The results of Experiment 1 indicate that statistical learning of distractor suppression is independent of context. Replicating Wang and Theeuwes (2018a, b) we observed that compared to low-probability locations, RTs were faster when the distractor was at a high-probability location. This indicates that participants learned the overall regularities of the experiment. Crucially, however, there was no context-specific suppression effect; participants responded equally fast when the distractor location matched the current context (high-probability match) or matched the other context (high-probability mismatch). This finding is in line with Britton and Anderson (2020). With regard to the predictions of Fig. 1, the results are consistent with what is displayed in panel A, indicating that the learned suppression of a probable distractor location generalized across contexts.

Analyses on awareness indicate that, at the group level, participants were likely unaware of the regularities (although caution in the interpretation is warranted, see Vadillo et al., 2016).

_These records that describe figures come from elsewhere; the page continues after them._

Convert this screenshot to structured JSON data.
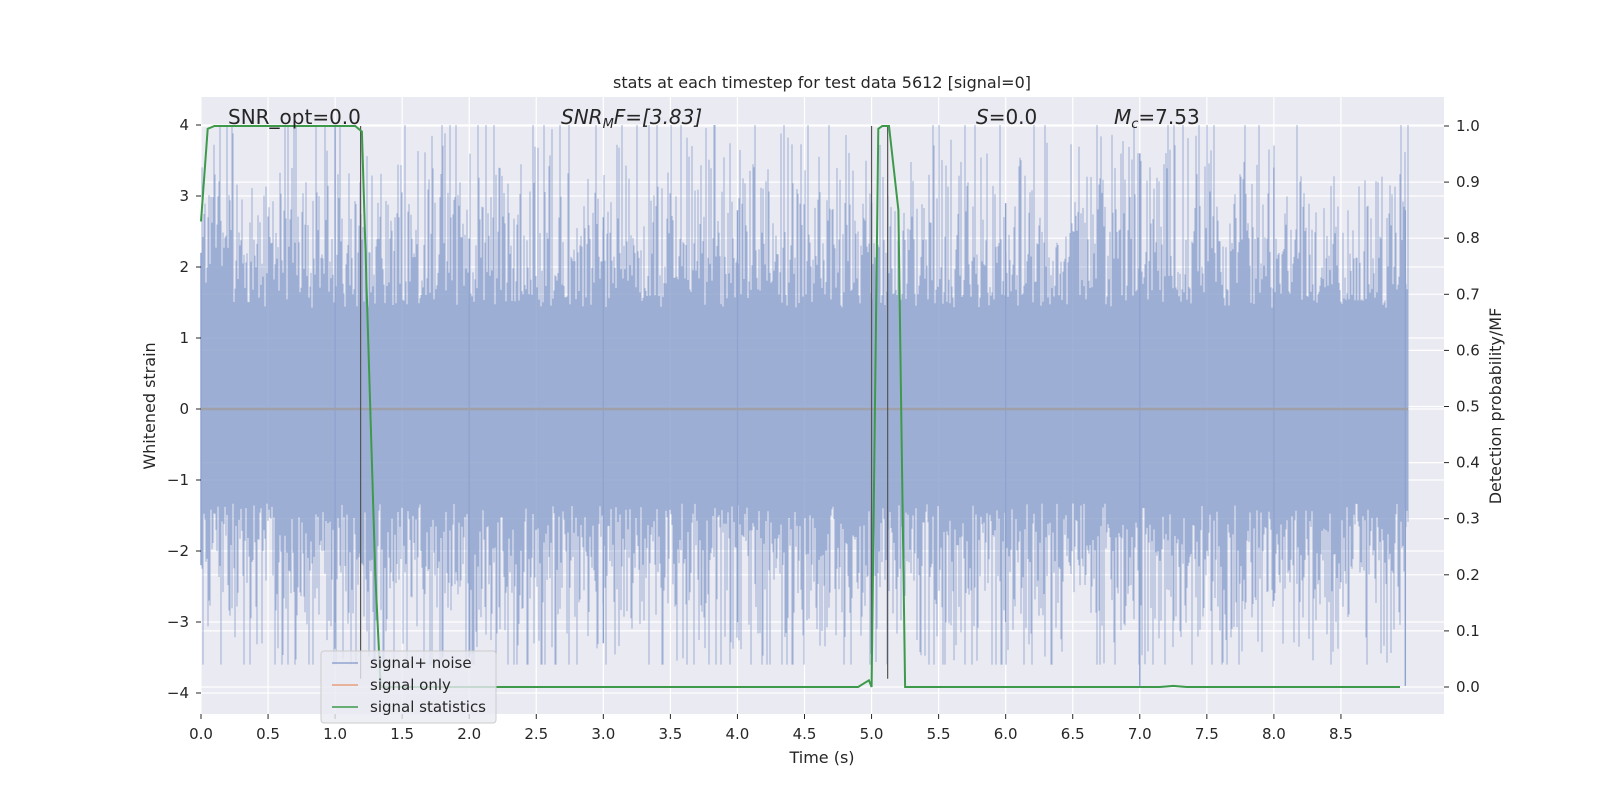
{
  "chart_data": {
    "type": "line",
    "title": "stats at each timestep for test data 5612 [signal=0]",
    "xlabel": "Time (s)",
    "ylabel": "Whitened strain",
    "ylabel_right": "Detection probability/MF",
    "xlim": [
      0.0,
      9.0
    ],
    "ylim": [
      -4.3,
      4.4
    ],
    "ylim_right": [
      -0.045,
      1.045
    ],
    "xticks": [
      "0.0",
      "0.5",
      "1.0",
      "1.5",
      "2.0",
      "2.5",
      "3.0",
      "3.5",
      "4.0",
      "4.5",
      "5.0",
      "5.5",
      "6.0",
      "6.5",
      "7.0",
      "7.5",
      "8.0",
      "8.5"
    ],
    "yticks": [
      "4",
      "3",
      "2",
      "1",
      "0",
      "−1",
      "−2",
      "−3",
      "−4"
    ],
    "yticks_right": [
      "1.0",
      "0.9",
      "0.8",
      "0.7",
      "0.6",
      "0.5",
      "0.4",
      "0.3",
      "0.2",
      "0.1",
      "0.0"
    ],
    "grid": true,
    "legend_position": "lower-left",
    "annotations": {
      "snr_opt": "SNR_opt=0.0",
      "snr_mf_sym": "SNR",
      "snr_mf_sub": "M",
      "snr_mf_rest": "F=[3.83]",
      "s_sym": "S",
      "s_rest": "=0.0",
      "mc_sym": "M",
      "mc_sub": "c",
      "mc_rest": "=7.53"
    },
    "noise_envelope": {
      "typical_amplitude": 1.9,
      "peak_max": 4.0,
      "peak_min": -3.9,
      "description_samples": "dense whitened noise, many samples"
    },
    "series": [
      {
        "name": "signal+ noise",
        "color": "#8fa3cf",
        "x": [
          0.0,
          1.0,
          2.0,
          3.0,
          4.0,
          5.0,
          6.0,
          7.0,
          8.0,
          9.0
        ],
        "y_upper": [
          2.2,
          4.0,
          2.4,
          2.7,
          2.8,
          2.9,
          2.9,
          3.6,
          3.4,
          2.8
        ],
        "y_lower": [
          -2.2,
          -3.0,
          -3.5,
          -3.3,
          -3.0,
          -2.4,
          -3.0,
          -3.9,
          -2.7,
          -3.9
        ]
      },
      {
        "name": "signal only",
        "color": "#e8a07c",
        "x": [
          0.0,
          9.0
        ],
        "y": [
          0.0,
          0.0
        ]
      },
      {
        "name": "signal statistics",
        "color": "#3d9a4a",
        "axis": "right",
        "x": [
          0.0,
          0.05,
          0.1,
          0.2,
          0.5,
          1.0,
          1.15,
          1.2,
          1.3,
          1.34,
          1.5,
          2.0,
          3.0,
          4.0,
          4.9,
          4.98,
          5.0,
          5.05,
          5.08,
          5.13,
          5.2,
          5.25,
          5.3,
          6.0,
          7.0,
          7.15,
          7.25,
          7.35,
          8.0,
          9.0
        ],
        "y": [
          0.83,
          0.995,
          1.0,
          1.0,
          1.0,
          1.0,
          1.0,
          0.99,
          0.2,
          0.0,
          0.0,
          0.0,
          0.0,
          0.0,
          0.0,
          0.012,
          0.0,
          0.995,
          1.0,
          1.0,
          0.85,
          0.0,
          0.0,
          0.0,
          0.0,
          0.0,
          0.002,
          0.0,
          0.0,
          0.0
        ]
      }
    ],
    "vertical_markers_x": [
      1.19,
      5.0,
      5.12
    ],
    "legend": {
      "entries": [
        "signal+ noise",
        "signal only",
        "signal statistics"
      ]
    }
  }
}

We conclude that the suppression of distractor locations is most likely the consequence of implicit learning.

Experiment 2

In Experiment 2 we attempted to increase the chances of finding a significant context-dependent suppression effect. Since learned distractor suppression is proactive (Huang et al., 2021), context-specific suppression necessarily relies on an effective instantiation of context through the cue. In the domain of temporal preparation, Los et al. (2021) showed that a between-modalities cue is more effective in producing a temporal context than a within-modalities cue. We reasoned that this might also apply to spatial statistical learning. Therefore, we used a cue that was either a flashed ring or a tone, presented at the start of each trial. To further increase our chances of observing a significant effect, we decreased the smallest effect size that we would be able to detect to d = 0.35 by increasing the amount of non-discarded participants to 95.